Suddenly an idea began to form in Harvath’s mind. Smiling even more broadly, he asked, “What if we didn’t ignore it?”
“Excuse me?”
“What if we leaned into it? Better yet, what if we actively encouraged it?”
“I’d say you need to be locked in a room with Dr. Levi.”
“Where’s Lawlor?” Harvath asked, changing the subject back.

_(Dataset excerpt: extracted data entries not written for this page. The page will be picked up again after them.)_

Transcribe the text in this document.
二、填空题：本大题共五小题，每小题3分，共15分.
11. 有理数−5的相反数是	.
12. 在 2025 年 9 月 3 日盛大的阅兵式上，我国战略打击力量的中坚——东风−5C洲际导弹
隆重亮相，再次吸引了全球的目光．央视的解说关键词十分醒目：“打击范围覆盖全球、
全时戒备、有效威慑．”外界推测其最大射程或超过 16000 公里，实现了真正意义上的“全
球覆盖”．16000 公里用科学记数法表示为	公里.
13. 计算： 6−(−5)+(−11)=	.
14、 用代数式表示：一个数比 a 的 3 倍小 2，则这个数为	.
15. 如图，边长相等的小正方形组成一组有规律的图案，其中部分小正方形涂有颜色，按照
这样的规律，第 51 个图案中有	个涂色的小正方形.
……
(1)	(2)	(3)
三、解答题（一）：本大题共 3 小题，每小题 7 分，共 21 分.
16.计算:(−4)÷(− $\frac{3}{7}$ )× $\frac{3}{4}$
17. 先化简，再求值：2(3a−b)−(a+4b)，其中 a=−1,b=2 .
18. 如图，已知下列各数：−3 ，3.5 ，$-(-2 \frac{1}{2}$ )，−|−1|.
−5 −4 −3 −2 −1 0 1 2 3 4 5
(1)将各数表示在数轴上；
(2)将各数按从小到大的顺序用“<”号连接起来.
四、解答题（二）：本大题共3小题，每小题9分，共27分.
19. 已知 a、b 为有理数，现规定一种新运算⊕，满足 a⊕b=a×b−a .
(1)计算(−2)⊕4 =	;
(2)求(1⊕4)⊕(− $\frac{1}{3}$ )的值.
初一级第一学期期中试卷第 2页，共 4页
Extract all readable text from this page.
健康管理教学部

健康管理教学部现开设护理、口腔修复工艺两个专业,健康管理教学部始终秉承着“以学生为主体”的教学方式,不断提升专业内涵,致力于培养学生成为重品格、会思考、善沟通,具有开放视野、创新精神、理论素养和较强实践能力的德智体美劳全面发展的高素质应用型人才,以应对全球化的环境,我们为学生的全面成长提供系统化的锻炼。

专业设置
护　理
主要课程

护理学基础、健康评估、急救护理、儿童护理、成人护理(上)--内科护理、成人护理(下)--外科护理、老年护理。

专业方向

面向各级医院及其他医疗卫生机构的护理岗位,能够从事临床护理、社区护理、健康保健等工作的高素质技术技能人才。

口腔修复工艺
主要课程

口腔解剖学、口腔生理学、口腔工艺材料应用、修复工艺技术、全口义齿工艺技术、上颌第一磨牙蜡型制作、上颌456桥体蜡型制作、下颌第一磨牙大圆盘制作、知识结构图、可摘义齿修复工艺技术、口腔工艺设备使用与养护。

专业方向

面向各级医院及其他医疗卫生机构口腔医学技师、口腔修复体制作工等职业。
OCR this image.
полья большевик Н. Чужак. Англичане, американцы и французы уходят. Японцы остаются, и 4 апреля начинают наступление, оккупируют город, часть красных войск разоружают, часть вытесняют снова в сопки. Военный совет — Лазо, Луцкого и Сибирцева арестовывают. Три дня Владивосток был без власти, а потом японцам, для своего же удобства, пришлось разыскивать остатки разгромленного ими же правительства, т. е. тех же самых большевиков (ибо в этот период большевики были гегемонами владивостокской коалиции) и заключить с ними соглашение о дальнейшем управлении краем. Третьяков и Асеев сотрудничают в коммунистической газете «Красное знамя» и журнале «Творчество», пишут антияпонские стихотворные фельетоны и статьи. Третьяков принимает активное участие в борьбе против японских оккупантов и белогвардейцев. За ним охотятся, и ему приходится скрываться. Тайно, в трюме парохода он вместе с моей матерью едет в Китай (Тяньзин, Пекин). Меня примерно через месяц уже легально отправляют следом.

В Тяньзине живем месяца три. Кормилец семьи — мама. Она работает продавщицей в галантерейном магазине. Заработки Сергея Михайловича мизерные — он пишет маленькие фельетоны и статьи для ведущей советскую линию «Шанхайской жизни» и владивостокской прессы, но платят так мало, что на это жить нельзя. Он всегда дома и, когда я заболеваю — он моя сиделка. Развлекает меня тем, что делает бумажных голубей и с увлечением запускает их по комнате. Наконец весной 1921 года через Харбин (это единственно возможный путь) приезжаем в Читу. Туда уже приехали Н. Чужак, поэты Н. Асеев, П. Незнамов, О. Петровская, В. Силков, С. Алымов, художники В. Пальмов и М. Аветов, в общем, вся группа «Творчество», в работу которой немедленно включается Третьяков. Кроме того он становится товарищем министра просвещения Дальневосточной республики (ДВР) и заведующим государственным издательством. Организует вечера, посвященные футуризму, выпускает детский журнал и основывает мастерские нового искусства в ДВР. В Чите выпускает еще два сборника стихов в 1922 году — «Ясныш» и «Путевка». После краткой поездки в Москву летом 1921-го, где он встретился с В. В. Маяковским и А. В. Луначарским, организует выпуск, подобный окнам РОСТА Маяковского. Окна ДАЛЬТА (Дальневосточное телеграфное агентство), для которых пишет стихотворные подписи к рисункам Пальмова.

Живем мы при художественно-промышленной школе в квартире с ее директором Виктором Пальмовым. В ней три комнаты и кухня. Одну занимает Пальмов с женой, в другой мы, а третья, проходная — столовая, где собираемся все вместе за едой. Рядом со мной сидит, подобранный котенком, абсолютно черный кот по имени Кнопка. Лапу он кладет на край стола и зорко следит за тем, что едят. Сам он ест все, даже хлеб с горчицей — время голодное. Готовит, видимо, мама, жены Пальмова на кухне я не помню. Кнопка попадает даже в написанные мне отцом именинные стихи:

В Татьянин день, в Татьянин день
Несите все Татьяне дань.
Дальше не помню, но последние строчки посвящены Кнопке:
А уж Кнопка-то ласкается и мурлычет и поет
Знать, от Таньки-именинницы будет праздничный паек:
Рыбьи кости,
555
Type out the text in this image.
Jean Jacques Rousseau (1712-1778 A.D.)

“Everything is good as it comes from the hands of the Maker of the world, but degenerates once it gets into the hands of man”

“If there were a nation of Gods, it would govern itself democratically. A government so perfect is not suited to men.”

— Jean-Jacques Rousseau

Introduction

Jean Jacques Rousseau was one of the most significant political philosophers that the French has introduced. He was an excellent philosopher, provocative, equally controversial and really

“He had to make a call to Langley. Why?”
“Once he’s off, let’s get him back in here,” said Harvath. “I think I’ve got a plan.”
CHAPTER 19
NICE, FRANCE
MONDAY
Nikolai Nekrasov, the billionaire owner of the H?tel du Cap-Eden-Roc in Antibes, told his driver, Valery, to pull over. Nekrasov had grown up on the rough streets of Moscow and still enjoyed a good brawl.
“A thousand euros on the Arab,” he said, pointing to a group of teens that had gathered in a trash-strewn vacant lot.
The only thing Nekrasov liked more than watching a fight, was betting on its outcome. He had an uncanny ability to assess a conflict and immediately know who was going to win. It was a skill that had served him well—not only recreationally, but also as he had scaled the sharp heights of one of Russia’s deadliest crime syndicates.
And while it was his gifted mind for strategy that had gotten him to the top, it was his unflinching willingness to resort to absolute brutality that had kept him there—and for far longer than anyone would have ever imagined possible.
Of course, if you had asked Nekrasov the true secret to his success, his sophistic response would have been that he placed loyalty—particularly to friends and family—above all else.
It would be a bullshit answer, but in addition to overflowing with money, the man was also overflowing with bravado. No matter how far he had risen above the gutter into which he’d been born, he still maintained a cavernous insecurity over who he was and where he had come from.
That insecurity drove him to put forth a fa?ade that even the most decent, upstanding Russian couldn’t compete with. For instance, wanting to appear ever the perfect family man, Nekrasov would have others believe he had left his hotel on a busy workday to meet his wife at the Centre Antoine Lacassagne—a leading cancer research institute in Nice—in order to discuss her oncologist’s plan for her ongoing treatment. But nothing could have been further from the truth. Nekrasov was going along for one reason and one reason only.
Believing her breast implants were the source of her illness, Eva wanted them removed. Nekrasov had made it clear, though, that the only way that was happening was over his dead body. He had spent good money getting her tits absolutely perfect and he would be damned if she was going to have some French doctor cast the deciding vote for having them yanked out.